The mechanism of action of LL-37 revisited : exploring its activity and interaction with the Gram-positive model organism Bacillus subtilis

Abstract

LL-37 is a human antimicrobial peptide produced by neutrophils and epithelial cells, with broad activity against Gram-negative and Gram-positive bacteria. The ability of LL-37 to target bacterial membranes is largely agreed upon, however the mechanism by which it kills bacteria is still somewhat unclear. Using a combination of fluorescence microscopy, growth, and viability assays on the Gram-positive model organism Bacillus subtilis, I show that permeabilisation by LL-37 is not sufficient to trigger bacteriolysis.

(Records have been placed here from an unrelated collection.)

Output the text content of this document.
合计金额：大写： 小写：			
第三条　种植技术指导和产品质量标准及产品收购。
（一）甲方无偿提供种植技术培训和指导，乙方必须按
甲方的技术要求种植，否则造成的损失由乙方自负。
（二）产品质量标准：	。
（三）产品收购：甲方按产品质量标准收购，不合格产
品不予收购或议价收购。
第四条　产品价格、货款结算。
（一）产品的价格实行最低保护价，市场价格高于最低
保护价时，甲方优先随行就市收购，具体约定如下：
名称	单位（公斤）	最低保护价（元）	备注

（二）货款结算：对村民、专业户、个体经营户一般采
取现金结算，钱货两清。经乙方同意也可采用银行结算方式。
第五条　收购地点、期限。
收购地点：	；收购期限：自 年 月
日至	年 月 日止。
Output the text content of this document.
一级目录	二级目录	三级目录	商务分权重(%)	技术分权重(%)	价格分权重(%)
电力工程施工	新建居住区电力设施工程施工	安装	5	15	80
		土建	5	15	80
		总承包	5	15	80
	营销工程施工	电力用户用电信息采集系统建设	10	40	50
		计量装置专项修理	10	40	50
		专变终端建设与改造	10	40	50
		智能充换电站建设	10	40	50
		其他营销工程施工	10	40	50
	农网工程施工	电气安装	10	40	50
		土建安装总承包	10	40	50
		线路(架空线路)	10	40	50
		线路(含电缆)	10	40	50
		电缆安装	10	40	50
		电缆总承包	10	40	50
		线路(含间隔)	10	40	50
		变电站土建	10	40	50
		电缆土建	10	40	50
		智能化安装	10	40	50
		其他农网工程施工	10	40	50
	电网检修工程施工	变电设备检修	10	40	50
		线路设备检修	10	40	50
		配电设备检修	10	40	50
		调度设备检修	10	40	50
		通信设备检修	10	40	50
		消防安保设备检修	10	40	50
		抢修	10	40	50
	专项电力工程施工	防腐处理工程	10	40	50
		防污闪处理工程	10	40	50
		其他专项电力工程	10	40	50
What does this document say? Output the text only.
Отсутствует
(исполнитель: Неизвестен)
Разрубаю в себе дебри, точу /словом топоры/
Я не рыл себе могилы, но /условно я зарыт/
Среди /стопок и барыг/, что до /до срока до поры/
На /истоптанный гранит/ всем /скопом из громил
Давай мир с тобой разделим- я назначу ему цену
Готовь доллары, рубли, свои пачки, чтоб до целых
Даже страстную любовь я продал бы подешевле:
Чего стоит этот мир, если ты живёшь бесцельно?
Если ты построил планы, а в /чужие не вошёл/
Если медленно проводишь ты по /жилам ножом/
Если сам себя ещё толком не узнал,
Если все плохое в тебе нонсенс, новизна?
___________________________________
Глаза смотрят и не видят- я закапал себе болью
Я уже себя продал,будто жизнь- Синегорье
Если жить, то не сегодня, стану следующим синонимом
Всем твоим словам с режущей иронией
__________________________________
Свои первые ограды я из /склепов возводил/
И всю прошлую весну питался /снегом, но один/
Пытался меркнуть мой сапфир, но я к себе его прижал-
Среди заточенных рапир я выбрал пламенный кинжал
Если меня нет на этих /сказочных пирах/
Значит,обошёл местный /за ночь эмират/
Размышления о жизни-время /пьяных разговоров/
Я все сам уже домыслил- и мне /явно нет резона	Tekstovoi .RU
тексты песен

Instead, LL-37 causes lysis in an indirect, autolysin-dependent manner. Surprisingly, a small subpopulation of cells can resume growth in the presence of LL-37. It emerged this phenomenon is caused by stochasticity in LL-37 binding, which enables these cells to grow and recover the culture. Intriguingly, cultures are then protected from subsequent exposure to LL-37. I found this was due to membrane debris from lysed cells sequestering LL-37, and not DNA from lysed cells as previously suggested by other research groups. Altogether, upon LL-37 treatment, the majority of cells die via membrane disruption which then induces autolysis; however, a small population of cells stochastically survive LL-37 and recover the culture, which is then protected from future LL-37 exposure by membrane debris from lysed sister cells. Finally, I show that, unlike in other bacterial species, membrane headgroup composition, including the presence of lysyl-phosphatidylglycerol, has little impact on the susceptibility of B. subtilis towards first or repeated encounters with LL-37. Instead, only the loss of teichoic acids from the cell envelope increases susceptibility by a substantial degree, due in part to their D-alanylation. Contrary to previous postulations, membrane fluidity also has no impact on LL-37 activity, with both highly fluid and less fluid membranes being equally susceptible. Taken together, these results shed surprising new light on the antibacterial mechanism of action of a major human immune system component.